As an economic matter the times have changed. And the normal attrition rate that we have assumed in our model of associates departing, that has completely changed. Our attrition rate has fallen to being almost completely negligible. So our recent review process has resulted in some terminations in order to maintain the same turnover of associates that we've had in the past three to five years. With the market place turning, the young associates were not matriculating from the firm at the rate that they were. But still our global activity levels are up  which is comforting in this market place.

Coming back to Singapore, you must be very happy to have the services of Lee Suet Fern?

We are very pleased to have this association. The spirit and the culture of how we operate this is as a fully integrated operation. I view Lee Suet Fern as much as a partner in everything I do, as I regard Ed Turner with whom I have worked for 31 years. The fit of Lee Suet Fern's practice and ours was an absolute serendipity for Shearman & Sterling. Her practice is high-end corporate work without any other activities such as conveyancing or local court work that we would not be interested in.

Quite a lot of what US firms bring to the table is an understanding of the inner workings of the SEC. Now that Harvey Pitt has come into the Commission, what will the new SEC be like and how will the practice of US securities law be affected in Asia?

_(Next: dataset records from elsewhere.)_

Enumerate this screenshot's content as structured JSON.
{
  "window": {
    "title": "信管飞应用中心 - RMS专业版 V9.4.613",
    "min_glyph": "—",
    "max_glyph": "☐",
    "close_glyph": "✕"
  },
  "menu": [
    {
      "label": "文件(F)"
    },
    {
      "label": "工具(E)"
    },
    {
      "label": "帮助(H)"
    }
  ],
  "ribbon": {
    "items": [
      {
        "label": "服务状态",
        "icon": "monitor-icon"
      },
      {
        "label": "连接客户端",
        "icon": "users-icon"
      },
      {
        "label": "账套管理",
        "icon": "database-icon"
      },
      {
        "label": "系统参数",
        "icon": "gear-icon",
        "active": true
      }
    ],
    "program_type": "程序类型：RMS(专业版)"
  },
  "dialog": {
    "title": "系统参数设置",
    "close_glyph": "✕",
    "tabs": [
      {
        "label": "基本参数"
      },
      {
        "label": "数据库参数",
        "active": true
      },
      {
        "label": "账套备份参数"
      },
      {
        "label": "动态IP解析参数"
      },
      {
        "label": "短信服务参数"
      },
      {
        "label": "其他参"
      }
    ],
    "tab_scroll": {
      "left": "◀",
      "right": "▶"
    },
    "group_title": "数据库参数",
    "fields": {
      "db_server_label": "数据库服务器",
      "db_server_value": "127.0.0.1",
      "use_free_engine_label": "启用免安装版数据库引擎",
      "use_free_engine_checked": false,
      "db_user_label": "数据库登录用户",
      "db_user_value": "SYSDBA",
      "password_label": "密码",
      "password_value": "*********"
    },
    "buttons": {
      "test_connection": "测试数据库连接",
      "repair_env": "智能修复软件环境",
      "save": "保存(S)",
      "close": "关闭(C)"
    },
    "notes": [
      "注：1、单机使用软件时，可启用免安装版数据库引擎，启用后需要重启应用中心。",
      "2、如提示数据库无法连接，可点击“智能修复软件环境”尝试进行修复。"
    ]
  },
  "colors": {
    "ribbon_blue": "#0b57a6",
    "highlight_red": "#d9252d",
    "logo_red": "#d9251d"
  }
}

The move from Arthur Levitt to Harvey Pitt will bring notable changes. Harvey Pitt has represented issuers and underwriters as well as foreign issuers and underwriters and he is very aware of the pragmatic difficulties of complying with our securities laws. As a result of being on the other side, he is very aware of the economic reality too. So we expect a more pragmatic approach, rather than the very legal, theoretical approach [which went before]. I fully expect that issuers, and in particular foreign issuers, will benefit from the changes he introduces.

One example I think will be where we go with regulation FD. I think he will introduce some pragmatic sensitivity. He has a profound understanding of the difficulties that foreign issuers face when trying to get their securities listed. His empirical exposure to our problems will make things easier. That will help Asia. One of the biggest barriers when doing capital markets deals is complying with the tedium of the legal regulations as distinct from the economic issues. We are looking forward to the changes he will introduce.